The use of lasers in dermatology has evolved and expanded since their first cutaneous use in 1963.1 As the fundamental understanding of the interaction of laser energy with biological tissues increased, the need for laser safety became apparent. Since then, lasers of varying wavelengths have been developed, each with its specific chromophore target and specific safety need. Protocols, such as a checklist, that have been shown to reduce adverse events in surgery and in the intensive care unit can be borrowed to decrease risk from laser injury and optimize laser safety in dermatology.2 The safety of the patient, the laser operator, and the other health care providers involved in the delivery of laser therapy led to the first US Food and Drug Administration (FDA) guidelines for laser use in 1984.3
There are 4 regulatory organizations for laser safety in the United States: the American National Standards Institute (ANSI), the Occupational Health and Safety Administration (OSHA), the FDA’s Center for Devices and Radiological Health, and The Joint Commission. The American National Standards Institute is a nonprofit group composed of laser manufacturers, government agencies, professional societies, educational institutions, and consumer and labor groups. It publishes voluntary safety standards and periodic updates (the series is labelled ANSI Z136) for the use of lasers in general (ANSI Z136.1) and for health care use in particular (ANSI Z136.3), including their use in dermatology. Laser hazard classifications also originate from ANSI. The standards of care established by ANSI guidelines are those by which health care providers are judged in health care litigation and are used by the other 3 organizations listed above. The Center for Devices and Radiological Health oversees laser manufacturers and their adherence to safety standards, determines laser hazard classifications such as ANSI, and requires manufacturers to affix a hazard class to the laser when manufactured. The Joint Commission is the accreditation body for health care programs and inspects hospitals and clinics for compliance with ANSI standards. Additionally, the American Society for Laser Medicine and Surgery, the American Academy of Dermatology, and the American Society for Dermatologic Surgery are professional organizations involved in laser operational safety training.3
The basic principles of lasers include transmission, absorption, scatter, and reflection, all occurring when laser light is applied to biological tissues. The effects of the laser are a function of the target tissue (the chromophore) and the wavelength of light being used.4 In the skin, there are 3 main endogenous chromophores: water, hemoglobin, and melanin. Some experts consider collagen to be a fourth and separate entity as a chromophore. Tattoos are considered exogenous chromophores.3 The basic principles of lasers are important to understand and keep in mind when discussing laser safety, as they are the mechanisms through which unintended consequences can occur.
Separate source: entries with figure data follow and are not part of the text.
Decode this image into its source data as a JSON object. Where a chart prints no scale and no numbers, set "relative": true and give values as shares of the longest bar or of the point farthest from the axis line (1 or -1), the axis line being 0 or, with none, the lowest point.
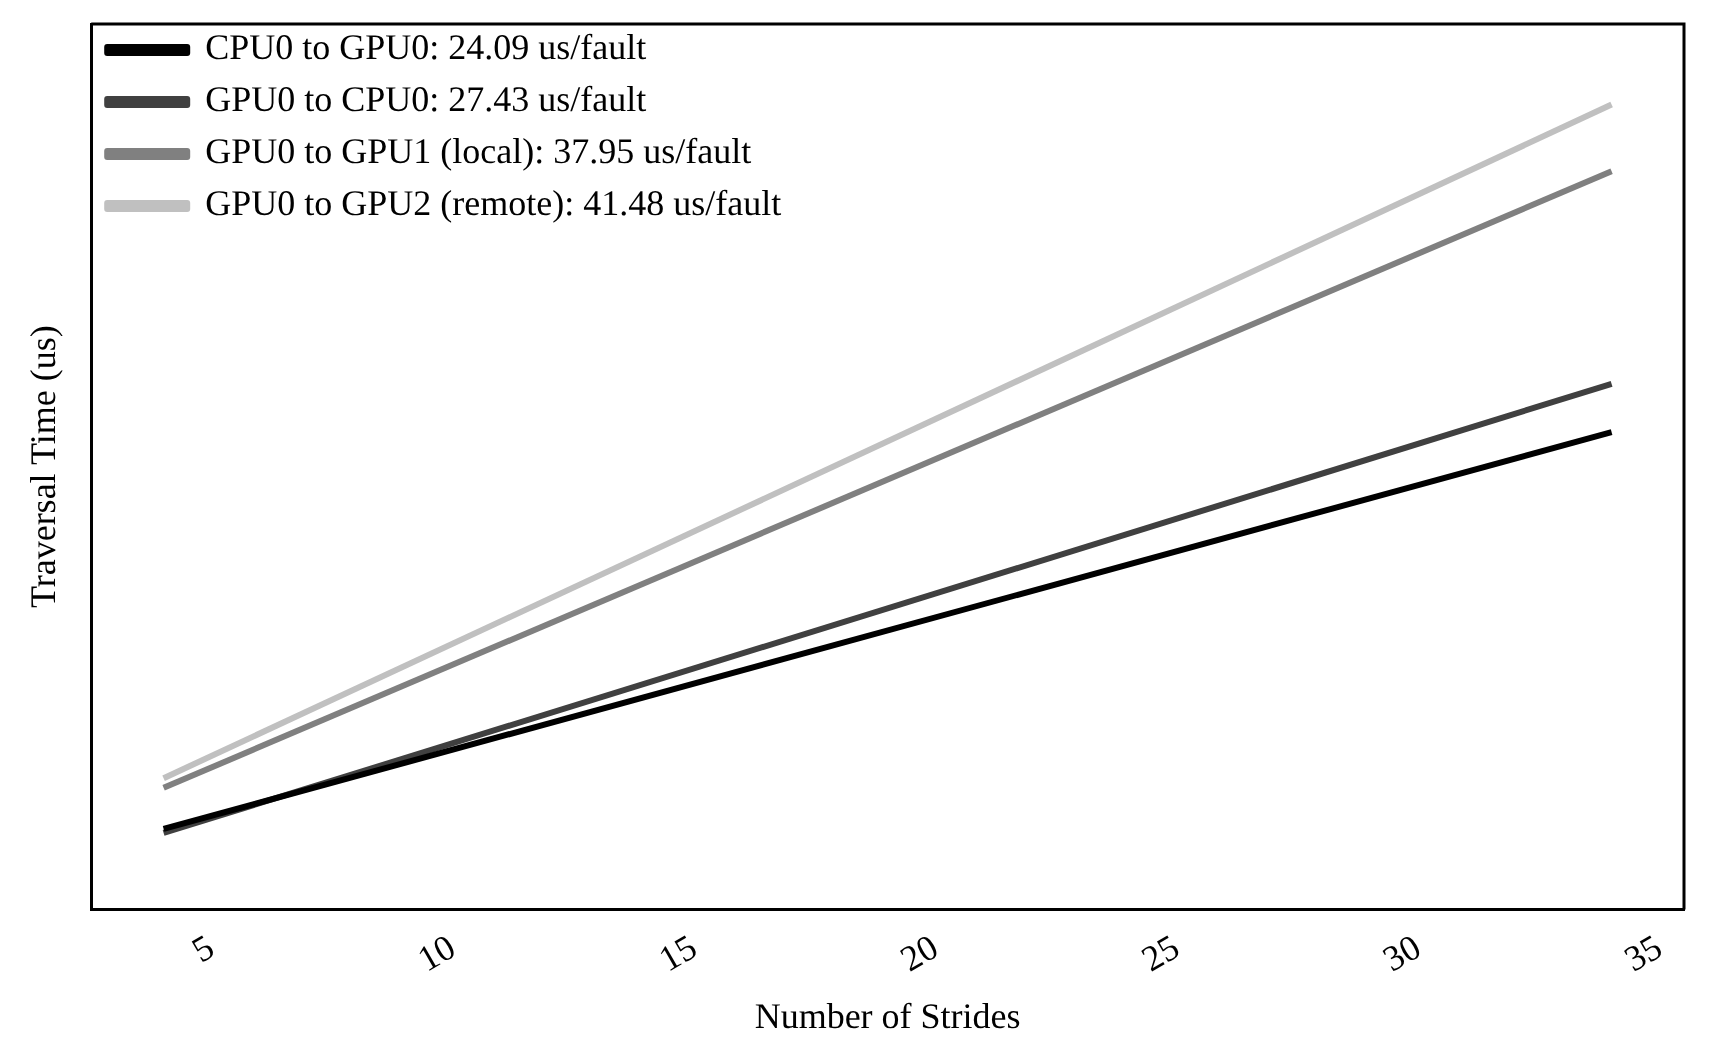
{
  "chart_data": {
    "type": "line",
    "relative": true,
    "xlabel": "Number of Strides",
    "ylabel": "Traversal Time (us)",
    "x": [
      4,
      34
    ],
    "xlim": [
      2.5,
      35.5
    ],
    "xticks": [
      5,
      10,
      15,
      20,
      25,
      30,
      35
    ],
    "tick_labels": "x",
    "legend": "top left",
    "grid": false,
    "marker": "none",
    "line_style": "solid",
    "series": [
      {
        "name": "CPU0 to GPU0: 24.09 us/fault",
        "color": "#000000",
        "values": [
          0.1,
          0.593
        ]
      },
      {
        "name": "GPU0 to CPU0: 27.43 us/fault",
        "color": "#404040",
        "values": [
          0.095,
          0.653
        ]
      },
      {
        "name": "GPU0 to GPU1 (local): 37.95 us/fault",
        "color": "#808080",
        "values": [
          0.151,
          0.917
        ]
      },
      {
        "name": "GPU0 to GPU2 (remote): 41.48 us/fault",
        "color": "#c0c0c0",
        "values": [
          0.163,
          1
        ]
      }
    ]
  }
}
Ocular hazards are a notable concern in laser surgery. The eye is uniquely susceptible to laser light, and eye injuries represent a majority of reported injuries, which can occur through direct beam, mirror reflection by surgical instruments, and beam reflection off the skin (4%–7% of light that hits the skin is reflected because of the refractive index between air and the stratum corneum).3 The different wavelengths of lasers affect different parts of the eye. The 3 parts of the eye affected most are the retina, cornea, and lens. Not only is the lens primarily at risk for acute (lenticular burns) and chronic (cataracts) injury from the laser, but secondarily the lens also can concentrate a laser beam onto the retina by a factor of 100,000 (Table 1).3
The use of ocular protective equipment, sometimes referred to as personal protective eyewear (PPE), is essential and is mandated by ANSI and OSHA for all class 3 and class 4 lasers. The eyewear must be labeled with the wavelength and the degree of optical protection—termed the optical density (OD) or filter factor—of each lens and should match the laser being used. Laser manufacturers, as required by ANSI, must provide the wavelength and OD of their lasers, and both can be found on each laser as well as in ANSI Z136.1.3
Vendors supplying PPE generally provide the material, usually glass or polycarbonate; color; visible light transmission, which is the actual amount of light that reaches one’s eye through the lens; filter specifications, which contain the OD at certain wavelengths; and the types of lasers for which each specific PPE is used. It is important to match the laser to the correct PPE. The use of multiple types of lasers in the same office or laser treatment area can present challenges regarding eye safety. Matching the PPE to the laser in use is critical, and therefore all steps to prevent error for patients and personnel should be employed. One recommendation is to place each laser in a separate room with the appropriate PPE hung outside on the door of that room.
When the treatment area is in the periocular region, protection of the patient’s cornea is essential. Leaded eye shields with nonreflective surfaces have been shown to offer the best protection.5 Prior to placement, anesthetic eye drops and lubrication are important for patient comfort and protection from corneal injury.